La señora Raeburn la miró perpleja, pero no indiferente. Esta vez no trató de esconderse. De repente habló con una voz que a sus hijas se les antojó venía de ultratumba.

—¿Eres tú May?

Las mejillas marfileñas de May enrojecieron de excitación nerviosa, mientras, haciendo un valiente esfuerzo de voluntad, se acercaba a la cama de su madre loca.

—Sí, es mi May chiquita —dijo la señora Raeburn acariciándola cariñosamente—. ¡Pobre espalda de mi nena! ¡ Pobre nenita! ¡ Qué desgracia más horrible! ¡Por mi culpa, todo por mi culpa! No debiera haberme movido tanto con las limpiezas de la casa, tan adelantada como estaba. ¡ Pobre May! Estoy muy enferma; la cabeza me duele mucho.

De repente, en la cara de la atormentada mujer sobrevino un cambio maravilloso, una sensación de alivio sobrenatural. Se echó sobre la almohada como en un éxtasis de consuelo. Jenny se inclinó sobre ella.

—Mamá —murmuró—, ¿no me conoces? Soy Jenny. ¡ Jenny! —exclamó en una desgarradora ansia de ser reconocida.

—Jenny —repitió la madre, como tratando de ajustar el nombre a una noción existente en su entendimiento'—.¡ Jenny! — murmuró más débilmente—. No; Jenny no, ¡Cupido!

—¿Qué está diciendo? —preguntó May en voz baja:

—Está pensando en el baile. fue la última vez que me vio en escena.

—¡ Cupido! —repitió la señora Raeburn—. Sí, Cupido. Y Cupido quiere decir amor. ¡ Amor! Dios premia a los buenos. Hace buen día; sí, hoy hace buen día. Me gusta mucho esa ventana, Carrie.
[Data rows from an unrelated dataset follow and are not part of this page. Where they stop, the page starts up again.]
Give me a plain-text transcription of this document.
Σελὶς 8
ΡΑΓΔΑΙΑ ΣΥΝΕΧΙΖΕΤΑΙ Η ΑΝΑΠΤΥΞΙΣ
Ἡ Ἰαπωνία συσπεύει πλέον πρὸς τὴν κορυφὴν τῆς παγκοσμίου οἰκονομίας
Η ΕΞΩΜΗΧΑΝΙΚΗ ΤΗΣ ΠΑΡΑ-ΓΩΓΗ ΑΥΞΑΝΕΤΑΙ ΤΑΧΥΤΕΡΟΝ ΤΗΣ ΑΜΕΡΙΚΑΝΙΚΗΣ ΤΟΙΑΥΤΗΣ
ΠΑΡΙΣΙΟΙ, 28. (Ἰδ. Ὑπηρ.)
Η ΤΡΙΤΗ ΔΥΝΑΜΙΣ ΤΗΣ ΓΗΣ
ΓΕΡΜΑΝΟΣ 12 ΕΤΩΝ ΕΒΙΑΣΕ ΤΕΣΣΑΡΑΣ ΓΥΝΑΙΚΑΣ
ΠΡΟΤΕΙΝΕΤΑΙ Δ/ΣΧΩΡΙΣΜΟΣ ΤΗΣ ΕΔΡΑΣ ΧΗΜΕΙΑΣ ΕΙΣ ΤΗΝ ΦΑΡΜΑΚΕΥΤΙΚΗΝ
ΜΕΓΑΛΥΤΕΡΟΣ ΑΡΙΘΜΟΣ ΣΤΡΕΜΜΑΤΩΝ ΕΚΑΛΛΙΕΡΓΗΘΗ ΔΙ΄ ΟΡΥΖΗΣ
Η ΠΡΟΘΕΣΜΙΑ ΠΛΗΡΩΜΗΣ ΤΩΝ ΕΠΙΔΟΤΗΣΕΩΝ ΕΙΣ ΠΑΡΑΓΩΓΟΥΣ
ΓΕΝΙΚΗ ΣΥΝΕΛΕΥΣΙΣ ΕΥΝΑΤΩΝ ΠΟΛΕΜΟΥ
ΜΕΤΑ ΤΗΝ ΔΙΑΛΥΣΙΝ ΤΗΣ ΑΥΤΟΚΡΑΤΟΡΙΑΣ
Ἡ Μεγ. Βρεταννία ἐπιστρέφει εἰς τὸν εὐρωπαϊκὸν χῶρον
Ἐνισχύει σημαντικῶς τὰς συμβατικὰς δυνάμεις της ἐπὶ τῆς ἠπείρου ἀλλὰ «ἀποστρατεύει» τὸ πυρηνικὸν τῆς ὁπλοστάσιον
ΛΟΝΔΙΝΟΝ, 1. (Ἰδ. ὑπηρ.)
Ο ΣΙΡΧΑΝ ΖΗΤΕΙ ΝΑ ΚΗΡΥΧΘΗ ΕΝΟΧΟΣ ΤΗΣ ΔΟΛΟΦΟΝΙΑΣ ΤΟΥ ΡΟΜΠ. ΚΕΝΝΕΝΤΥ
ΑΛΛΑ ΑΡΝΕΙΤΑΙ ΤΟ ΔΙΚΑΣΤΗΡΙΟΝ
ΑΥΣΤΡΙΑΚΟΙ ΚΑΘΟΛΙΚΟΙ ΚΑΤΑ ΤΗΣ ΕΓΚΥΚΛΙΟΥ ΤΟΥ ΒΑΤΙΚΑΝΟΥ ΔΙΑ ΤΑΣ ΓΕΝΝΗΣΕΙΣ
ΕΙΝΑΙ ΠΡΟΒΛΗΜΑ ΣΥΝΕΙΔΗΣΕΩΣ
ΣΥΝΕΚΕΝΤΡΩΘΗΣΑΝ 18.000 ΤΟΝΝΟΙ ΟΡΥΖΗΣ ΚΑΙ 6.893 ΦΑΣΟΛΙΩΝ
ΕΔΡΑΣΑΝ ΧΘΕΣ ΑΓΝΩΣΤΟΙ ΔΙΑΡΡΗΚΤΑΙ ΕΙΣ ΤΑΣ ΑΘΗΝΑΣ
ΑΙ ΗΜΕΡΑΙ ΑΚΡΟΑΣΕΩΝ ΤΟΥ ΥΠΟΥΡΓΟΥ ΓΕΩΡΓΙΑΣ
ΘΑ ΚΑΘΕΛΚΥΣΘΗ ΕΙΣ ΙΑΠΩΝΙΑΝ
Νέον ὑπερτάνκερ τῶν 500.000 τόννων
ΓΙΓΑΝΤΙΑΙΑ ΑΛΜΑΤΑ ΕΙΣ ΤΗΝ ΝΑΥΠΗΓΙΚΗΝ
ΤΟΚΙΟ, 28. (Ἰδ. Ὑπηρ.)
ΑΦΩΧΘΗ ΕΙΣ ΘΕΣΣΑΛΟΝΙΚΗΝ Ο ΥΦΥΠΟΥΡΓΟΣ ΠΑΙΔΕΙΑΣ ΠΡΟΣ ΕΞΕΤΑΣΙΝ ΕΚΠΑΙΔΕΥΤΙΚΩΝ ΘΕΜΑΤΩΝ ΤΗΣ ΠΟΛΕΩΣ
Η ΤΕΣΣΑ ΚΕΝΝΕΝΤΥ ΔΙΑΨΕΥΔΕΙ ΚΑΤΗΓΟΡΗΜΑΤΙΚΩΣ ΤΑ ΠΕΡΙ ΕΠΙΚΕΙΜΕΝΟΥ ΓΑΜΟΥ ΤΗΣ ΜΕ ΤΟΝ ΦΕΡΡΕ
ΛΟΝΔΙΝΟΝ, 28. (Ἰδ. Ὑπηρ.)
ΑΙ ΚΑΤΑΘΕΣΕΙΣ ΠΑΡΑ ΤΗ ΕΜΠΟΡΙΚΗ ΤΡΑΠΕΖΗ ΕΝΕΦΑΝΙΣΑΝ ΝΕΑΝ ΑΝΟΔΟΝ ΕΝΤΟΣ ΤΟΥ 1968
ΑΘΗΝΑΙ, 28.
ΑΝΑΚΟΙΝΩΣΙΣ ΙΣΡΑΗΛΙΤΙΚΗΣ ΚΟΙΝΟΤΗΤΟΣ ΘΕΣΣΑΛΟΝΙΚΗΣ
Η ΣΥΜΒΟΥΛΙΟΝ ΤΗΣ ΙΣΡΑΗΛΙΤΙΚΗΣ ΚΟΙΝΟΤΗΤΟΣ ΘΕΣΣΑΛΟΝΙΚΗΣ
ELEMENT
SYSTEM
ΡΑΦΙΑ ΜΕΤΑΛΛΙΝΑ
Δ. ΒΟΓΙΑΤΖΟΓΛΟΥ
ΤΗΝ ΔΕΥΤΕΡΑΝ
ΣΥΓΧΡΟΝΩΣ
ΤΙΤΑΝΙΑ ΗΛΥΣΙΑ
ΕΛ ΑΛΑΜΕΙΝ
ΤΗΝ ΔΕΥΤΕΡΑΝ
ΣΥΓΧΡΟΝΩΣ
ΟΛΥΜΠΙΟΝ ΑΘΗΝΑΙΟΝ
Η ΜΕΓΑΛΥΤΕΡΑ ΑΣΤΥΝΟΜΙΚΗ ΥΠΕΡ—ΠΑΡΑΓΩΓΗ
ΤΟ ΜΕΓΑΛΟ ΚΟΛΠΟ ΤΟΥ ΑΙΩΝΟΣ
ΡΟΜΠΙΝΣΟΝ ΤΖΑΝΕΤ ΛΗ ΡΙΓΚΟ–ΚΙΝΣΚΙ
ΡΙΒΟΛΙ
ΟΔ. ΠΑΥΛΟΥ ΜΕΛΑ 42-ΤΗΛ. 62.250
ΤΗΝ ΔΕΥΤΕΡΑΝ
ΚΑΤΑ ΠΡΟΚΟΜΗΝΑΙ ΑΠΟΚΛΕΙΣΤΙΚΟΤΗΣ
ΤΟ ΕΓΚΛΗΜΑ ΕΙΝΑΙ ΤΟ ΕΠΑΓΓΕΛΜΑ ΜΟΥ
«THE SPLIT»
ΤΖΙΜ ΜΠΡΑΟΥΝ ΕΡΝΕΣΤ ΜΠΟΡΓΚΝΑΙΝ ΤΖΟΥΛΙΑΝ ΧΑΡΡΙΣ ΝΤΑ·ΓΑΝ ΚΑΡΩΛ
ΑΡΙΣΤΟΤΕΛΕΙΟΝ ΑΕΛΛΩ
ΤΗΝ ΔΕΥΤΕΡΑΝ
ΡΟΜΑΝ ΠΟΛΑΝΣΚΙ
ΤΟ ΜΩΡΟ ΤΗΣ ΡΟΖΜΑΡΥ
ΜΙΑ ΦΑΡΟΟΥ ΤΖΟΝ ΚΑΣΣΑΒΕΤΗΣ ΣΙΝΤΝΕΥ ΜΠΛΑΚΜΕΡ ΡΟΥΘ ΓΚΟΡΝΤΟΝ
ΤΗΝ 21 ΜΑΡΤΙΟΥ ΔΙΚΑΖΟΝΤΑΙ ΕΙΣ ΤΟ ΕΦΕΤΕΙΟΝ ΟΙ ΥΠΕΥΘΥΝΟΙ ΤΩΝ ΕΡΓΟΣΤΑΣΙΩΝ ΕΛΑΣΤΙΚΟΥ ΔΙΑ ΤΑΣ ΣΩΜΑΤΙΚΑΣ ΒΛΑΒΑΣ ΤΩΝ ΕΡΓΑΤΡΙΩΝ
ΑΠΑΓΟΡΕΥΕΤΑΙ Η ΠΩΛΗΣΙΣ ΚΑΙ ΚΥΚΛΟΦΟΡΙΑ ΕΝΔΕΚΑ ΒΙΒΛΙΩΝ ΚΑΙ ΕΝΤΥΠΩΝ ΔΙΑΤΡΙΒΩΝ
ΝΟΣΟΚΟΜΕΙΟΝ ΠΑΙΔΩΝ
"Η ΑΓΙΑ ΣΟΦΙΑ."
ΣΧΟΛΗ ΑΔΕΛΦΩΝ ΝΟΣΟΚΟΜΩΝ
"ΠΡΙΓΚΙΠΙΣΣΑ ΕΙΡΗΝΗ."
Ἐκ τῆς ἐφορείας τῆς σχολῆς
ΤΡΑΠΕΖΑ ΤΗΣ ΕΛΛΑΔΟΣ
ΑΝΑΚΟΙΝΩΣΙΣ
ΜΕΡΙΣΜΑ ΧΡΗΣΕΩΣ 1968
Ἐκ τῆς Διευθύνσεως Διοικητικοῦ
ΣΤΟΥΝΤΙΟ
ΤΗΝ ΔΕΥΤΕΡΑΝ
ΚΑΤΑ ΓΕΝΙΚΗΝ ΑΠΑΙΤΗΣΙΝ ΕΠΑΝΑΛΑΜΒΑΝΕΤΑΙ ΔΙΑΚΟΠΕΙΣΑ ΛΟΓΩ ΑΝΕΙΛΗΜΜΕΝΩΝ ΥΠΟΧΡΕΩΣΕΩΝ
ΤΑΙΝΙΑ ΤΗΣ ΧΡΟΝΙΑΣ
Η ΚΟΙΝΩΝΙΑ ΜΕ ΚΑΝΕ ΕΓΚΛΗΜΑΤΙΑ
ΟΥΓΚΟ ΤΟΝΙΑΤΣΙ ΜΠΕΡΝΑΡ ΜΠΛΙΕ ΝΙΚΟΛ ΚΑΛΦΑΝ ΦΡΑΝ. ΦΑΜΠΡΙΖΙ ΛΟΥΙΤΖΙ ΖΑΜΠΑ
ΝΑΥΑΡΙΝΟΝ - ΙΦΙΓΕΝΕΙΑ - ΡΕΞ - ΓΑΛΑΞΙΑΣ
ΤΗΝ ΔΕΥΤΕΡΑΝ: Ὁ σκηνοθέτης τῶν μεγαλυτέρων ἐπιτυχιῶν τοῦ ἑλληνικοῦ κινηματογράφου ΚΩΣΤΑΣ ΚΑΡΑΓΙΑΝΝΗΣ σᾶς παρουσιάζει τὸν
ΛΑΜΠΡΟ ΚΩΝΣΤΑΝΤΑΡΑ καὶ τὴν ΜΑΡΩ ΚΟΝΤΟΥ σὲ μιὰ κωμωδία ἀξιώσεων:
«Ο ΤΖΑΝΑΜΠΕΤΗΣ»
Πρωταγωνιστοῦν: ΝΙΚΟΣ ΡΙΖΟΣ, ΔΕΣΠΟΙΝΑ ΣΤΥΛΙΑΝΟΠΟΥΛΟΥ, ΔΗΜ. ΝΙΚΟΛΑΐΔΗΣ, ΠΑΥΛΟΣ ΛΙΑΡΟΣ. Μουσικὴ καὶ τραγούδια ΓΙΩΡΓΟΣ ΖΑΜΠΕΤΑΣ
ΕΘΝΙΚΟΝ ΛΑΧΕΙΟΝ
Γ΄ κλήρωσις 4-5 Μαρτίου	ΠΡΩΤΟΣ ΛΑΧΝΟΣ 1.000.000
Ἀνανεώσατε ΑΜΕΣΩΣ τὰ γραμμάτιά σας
La vista es tan alegre. Mira qué nubes más preciosas. Se ve muy lejos, desde más allá del “Ángel” hasta el campo. Otra vez vienen las tías. ¡Chitón! ¿Para qué vienen? No van a llevársela, no se llevarán a mi Jenny. ¡ Jenny! —exclamó, reconociendo por fin a su hija predilecta—. ¡ Quiero que seas buena y bonita, Jenny! ¡Oh!, sé buena, hijita, ángel mío. ¿ Por qué no cambias esa bolita, Charlie? ¡Nunca te acuerdas de comprar otra!

Luego, aunque sus ojos siguieron alegres y tranquilos, su mente continuó divagando, pronunciando frases incoherentes.

—Mejor será que se despidan ustedes ya —dijo la enfermera.

Besaron las dos con ternura a la enferma, que siempre sería para ellas el ser más querido y leal de su vida.

En el saloncito de abajo, el doctor Weaver estuvo hablando con ellas.

—¿Quién les ha dejado venir aquí?-preguntó bruscamente—. No tienen nada que hacer en semejante sitio; son ustedes demasiado jóvenes.

— ¿ Se pondrá buena nuestra madre? —preguntó Jenny.

—Su pobre madre se está muriendo, y ustedes debieran alegrarse, porque sufre mucho.

Su voz era seca, pero en el fondo cariñosa a su pesar.

—¿Se morirá? —balbuceó Jenny. May lloraba en silencio.

—Muy pronto.

—Entonces, ¿le diré a mi padre que venga en seguida?

—Si quiere ver viva a su mujer...

Jenny no fue al Orient aquella noche, y cuando su padre llegó a casa le dijo lo próximo que estaba el fin.

—Pero ¡cómo! ¿Muriéndose? —dijo Charlie, aterrado por un pensamiento que no entraba en su cabeza—. ¿Muriéndose? Vamos, no gastéis bromas con cosas tan serias como la muerte.

—Se está muriendo. El médico ha dicho que si quieres verla viva tienes que ir en seguida.

—Iré ahora mismo —dijo Charlie, buscando torpemente su mejor sombrero.

En aquel momento sonaron dos golpes en la puerta.

—Eso es que ha muerto ya —dijo Jenny con voz apagada.